I played loads of tennis when I was younger so I spent my early teen years loving Andre Agassi. I even loved his mullet and terrible highlights. This book is so good. I loved finding out what was going on in his life and what was going on behind the theatre of his tennis and his remarkable comeback… Spoiler alert, it involved crystal meth and a hairpiece. Now you want to read it…

This is your Life by John O’Farrell

My first job after uni was on the very first UK series of Big Brother which started me working in TV for a while. Around this time everyone was obsessed with celebrity, everyone wanted to be famous and we were just starting to churn out reality stars. This is a book about a guy who fakes it and ends up being propelled to stardom. I remember it being hilariously insightful, resonating with the fame obsessed culture we were living in.

The Brothers Karamazov by Fyodor Dostoevsky

When you have a pretty intense conservative Christian upbringing there’s nothing better than doing some light reading around the topic…this unit of a book gave me all the philosophy and theology I needed as I travelled in the pre kindle days. I love the pages of soul searching and the battles of morality sketched out in heartbreaking beautiful detail. It is massive but really worth the long hours.

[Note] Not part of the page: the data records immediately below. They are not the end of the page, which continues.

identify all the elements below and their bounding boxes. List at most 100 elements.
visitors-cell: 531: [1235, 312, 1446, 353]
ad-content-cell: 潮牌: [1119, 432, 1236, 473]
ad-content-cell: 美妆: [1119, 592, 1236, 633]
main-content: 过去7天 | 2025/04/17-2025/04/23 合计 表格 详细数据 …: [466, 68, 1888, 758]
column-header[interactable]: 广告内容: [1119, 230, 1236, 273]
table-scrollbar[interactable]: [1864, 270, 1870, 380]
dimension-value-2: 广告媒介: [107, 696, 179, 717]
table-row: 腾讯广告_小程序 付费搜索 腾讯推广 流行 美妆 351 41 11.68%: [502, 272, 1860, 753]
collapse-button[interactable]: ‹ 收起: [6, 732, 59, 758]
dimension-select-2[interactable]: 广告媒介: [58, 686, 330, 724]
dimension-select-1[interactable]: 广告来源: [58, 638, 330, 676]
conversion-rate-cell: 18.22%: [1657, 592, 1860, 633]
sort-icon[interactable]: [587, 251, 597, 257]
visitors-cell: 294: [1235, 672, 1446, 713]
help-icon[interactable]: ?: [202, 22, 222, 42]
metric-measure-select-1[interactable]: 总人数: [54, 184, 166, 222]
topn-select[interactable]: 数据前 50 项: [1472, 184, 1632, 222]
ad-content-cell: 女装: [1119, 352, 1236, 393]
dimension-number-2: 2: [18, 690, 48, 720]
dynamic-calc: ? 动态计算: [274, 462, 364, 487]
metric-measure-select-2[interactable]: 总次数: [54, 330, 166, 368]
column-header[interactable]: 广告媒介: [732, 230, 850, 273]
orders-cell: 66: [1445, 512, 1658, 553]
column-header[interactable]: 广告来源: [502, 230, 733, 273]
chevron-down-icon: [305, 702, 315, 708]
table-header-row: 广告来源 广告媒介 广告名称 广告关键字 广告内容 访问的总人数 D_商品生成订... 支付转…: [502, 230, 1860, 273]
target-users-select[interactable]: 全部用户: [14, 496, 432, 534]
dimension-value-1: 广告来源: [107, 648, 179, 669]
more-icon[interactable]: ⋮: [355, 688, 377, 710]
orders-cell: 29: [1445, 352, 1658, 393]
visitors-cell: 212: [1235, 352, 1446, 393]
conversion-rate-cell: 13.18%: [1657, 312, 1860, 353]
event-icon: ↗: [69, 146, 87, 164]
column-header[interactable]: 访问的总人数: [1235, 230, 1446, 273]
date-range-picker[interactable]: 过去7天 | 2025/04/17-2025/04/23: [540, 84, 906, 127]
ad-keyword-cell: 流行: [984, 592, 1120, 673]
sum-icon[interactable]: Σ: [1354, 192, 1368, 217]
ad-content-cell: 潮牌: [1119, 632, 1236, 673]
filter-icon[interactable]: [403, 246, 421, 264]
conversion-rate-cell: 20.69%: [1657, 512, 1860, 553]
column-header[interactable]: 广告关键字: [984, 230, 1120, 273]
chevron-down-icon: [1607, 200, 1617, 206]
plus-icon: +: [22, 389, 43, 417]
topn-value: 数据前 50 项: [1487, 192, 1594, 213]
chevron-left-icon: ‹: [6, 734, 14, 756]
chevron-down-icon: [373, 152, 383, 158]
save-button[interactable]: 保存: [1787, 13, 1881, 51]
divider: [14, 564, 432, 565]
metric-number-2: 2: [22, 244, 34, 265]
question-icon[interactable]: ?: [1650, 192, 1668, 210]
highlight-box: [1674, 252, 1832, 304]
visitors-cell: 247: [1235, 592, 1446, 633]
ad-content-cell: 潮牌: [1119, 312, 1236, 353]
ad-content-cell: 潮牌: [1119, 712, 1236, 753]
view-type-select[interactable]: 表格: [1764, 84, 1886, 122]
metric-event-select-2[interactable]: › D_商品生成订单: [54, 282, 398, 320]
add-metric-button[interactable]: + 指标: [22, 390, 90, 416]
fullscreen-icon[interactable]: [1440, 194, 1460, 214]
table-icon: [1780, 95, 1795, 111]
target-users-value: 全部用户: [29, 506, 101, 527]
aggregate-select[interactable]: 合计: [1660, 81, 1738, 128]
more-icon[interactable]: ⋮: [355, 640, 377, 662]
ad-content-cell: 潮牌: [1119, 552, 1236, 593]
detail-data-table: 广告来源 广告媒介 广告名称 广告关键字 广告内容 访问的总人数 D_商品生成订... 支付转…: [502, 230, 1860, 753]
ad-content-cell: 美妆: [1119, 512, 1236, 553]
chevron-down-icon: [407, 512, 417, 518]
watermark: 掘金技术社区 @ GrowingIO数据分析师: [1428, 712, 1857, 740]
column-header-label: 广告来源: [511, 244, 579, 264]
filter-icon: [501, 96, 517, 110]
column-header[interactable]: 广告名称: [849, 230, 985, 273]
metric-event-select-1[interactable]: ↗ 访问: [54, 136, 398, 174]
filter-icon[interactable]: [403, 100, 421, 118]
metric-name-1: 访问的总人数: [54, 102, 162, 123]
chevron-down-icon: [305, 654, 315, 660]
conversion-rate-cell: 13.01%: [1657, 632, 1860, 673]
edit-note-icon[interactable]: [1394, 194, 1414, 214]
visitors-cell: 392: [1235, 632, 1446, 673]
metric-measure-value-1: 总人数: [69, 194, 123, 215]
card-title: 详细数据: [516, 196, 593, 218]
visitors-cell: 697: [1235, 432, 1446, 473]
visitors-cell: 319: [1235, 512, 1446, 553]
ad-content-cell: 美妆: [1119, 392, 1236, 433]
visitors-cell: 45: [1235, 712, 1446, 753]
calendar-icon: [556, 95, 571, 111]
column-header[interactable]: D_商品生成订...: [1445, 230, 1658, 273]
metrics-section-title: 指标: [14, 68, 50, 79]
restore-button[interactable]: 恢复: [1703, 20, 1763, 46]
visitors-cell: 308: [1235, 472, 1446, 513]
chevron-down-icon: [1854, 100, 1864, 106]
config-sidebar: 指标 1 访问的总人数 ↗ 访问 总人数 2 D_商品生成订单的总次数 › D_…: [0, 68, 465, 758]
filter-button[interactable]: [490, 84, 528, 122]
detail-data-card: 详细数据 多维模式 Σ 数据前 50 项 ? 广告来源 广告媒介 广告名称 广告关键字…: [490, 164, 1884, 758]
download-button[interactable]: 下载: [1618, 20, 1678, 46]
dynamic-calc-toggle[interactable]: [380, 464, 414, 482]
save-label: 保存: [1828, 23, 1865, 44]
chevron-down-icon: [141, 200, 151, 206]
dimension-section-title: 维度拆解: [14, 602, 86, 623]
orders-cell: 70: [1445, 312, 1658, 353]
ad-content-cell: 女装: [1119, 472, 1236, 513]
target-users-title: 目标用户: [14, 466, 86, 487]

We wish to inform you that tomorrow we will be killed with our families by Philip Gourevitch

In 2009 I moved to Congo, where I worked as on aid worker on clean water projects and with survivors of sexual violence. I visited neighbouring Rwanda fairly frequently and had of course seen the images and heard the headlines from the genocide in 1994. In devastating detail, this book gave me necessary human context as I worked with survivors who had dedicated their lives to building and maintaining peace in the most extraordinary of circumstances. It’s heartbreaking but essential reading.

Possession by A.S. Byatt

After Congo I spent some time in Haiti and Pakistan working on media awareness for recent humanitarian emergencies. I worked a lot with photographer, Richard Hanson, travelling and documenting survivor stories. We met incredible people, ate chicken from a plastic tube which isn’t something I ever want to repeat and played a lot of Scrabble. Richard died of Leukaemia a few years ago. This book was his recommendation. He loved it for such beautiful reasons but it took me about a year to read. The academic setting of the love story and the way it plays out in that context makes for the most unusually beautiful story. Richard was a brilliant man who I very much wish was still around.

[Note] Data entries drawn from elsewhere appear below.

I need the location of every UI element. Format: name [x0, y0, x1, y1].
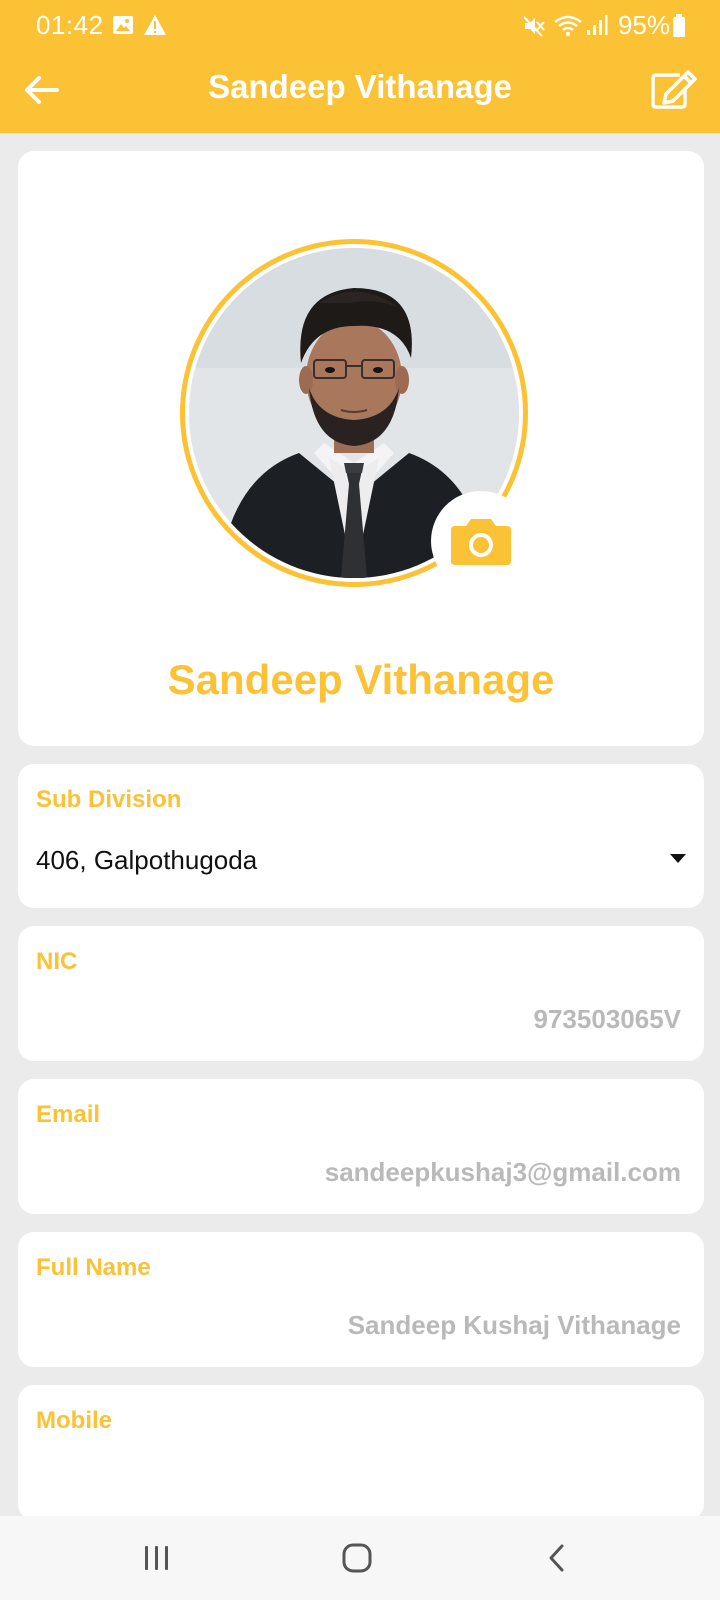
sub-division-label: Sub Division	[36, 786, 182, 813]
status-time: 01:42	[36, 10, 104, 40]
change-photo-button[interactable]	[431, 491, 531, 591]
back-button[interactable]	[14, 62, 70, 118]
profile-name: Sandeep Vithanage	[167, 656, 555, 703]
edit-icon	[651, 70, 697, 109]
back-nav-icon	[549, 1544, 564, 1572]
full-name-label: Full Name	[36, 1254, 151, 1281]
dropdown-arrow-icon[interactable]	[670, 854, 686, 863]
full-name-card: Full Name Sandeep Kushaj Vithanage	[18, 1232, 704, 1367]
nic-card: NIC 973503065V	[18, 926, 704, 1061]
signal-icon	[586, 14, 608, 41]
battery-icon	[672, 14, 686, 43]
home-button[interactable]	[327, 1536, 387, 1580]
recents-icon	[145, 1546, 168, 1570]
back-nav-button[interactable]	[527, 1536, 587, 1580]
mobile-label: Mobile	[36, 1407, 112, 1434]
nic-field[interactable]: 973503065V	[534, 1004, 681, 1035]
edit-button[interactable]	[644, 60, 704, 120]
image-icon	[112, 14, 134, 41]
email-card: Email sandeepkushaj3@gmail.com	[18, 1079, 704, 1214]
email-label: Email	[36, 1101, 101, 1128]
app-bar: Sandeep Vithanage	[0, 52, 720, 133]
camera-icon	[451, 519, 511, 565]
email-field[interactable]: sandeepkushaj3@gmail.com	[325, 1157, 681, 1188]
mute-icon	[522, 14, 546, 43]
mobile-card: Mobile	[18, 1385, 704, 1520]
full-name-field[interactable]: Sandeep Kushaj Vithanage	[348, 1310, 681, 1341]
battery-percent: 95%	[617, 10, 670, 40]
arrow-left-icon	[25, 76, 59, 104]
sub-division-select[interactable]: 406, Galpothugoda	[36, 845, 257, 876]
system-nav-bar	[0, 1516, 720, 1600]
profile-card: Sandeep Vithanage	[18, 151, 704, 746]
wifi-icon	[553, 14, 583, 43]
status-bar: 01:42 95%	[0, 0, 720, 52]
sub-division-card[interactable]: Sub Division 406, Galpothugoda	[18, 764, 704, 908]
warning-icon	[143, 14, 167, 41]
home-icon	[342, 1543, 372, 1573]
app-header: 01:42 95% Sandeep Vithanage	[0, 0, 720, 133]
nic-label: NIC	[36, 948, 78, 975]
recents-button[interactable]	[127, 1536, 187, 1580]
page-title: Sandeep Vithanage	[208, 68, 512, 105]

Bad Feminist by Roxane Gay

If anyone’s going to change your mind about things Roxane Gay is the one to do it. And this book certainly helped me to understand my feminism. She talks unflinchingly of sexual violence, she challenges our acceptance and participation in the patriarchy while being so honest about her life and experiences and what has brought her here. I was single Mumming in South London at the time and this book and her unflinching look at gender politics was part of the inspiration for Little Box of Books.

Amerikanah by Chimamanda Ngozi Adichie

I found Chimamamada’s work through her Ted talk about the danger of a single story. If you haven’t seen it, you have to, it’s incredible. Amerikanah is one of my favourite books of all time. It has helped me to understand race relations in a completely revolutionary way. She has helped me to recognise how removed and unaware I’ve been because of my whiteness and inspired change.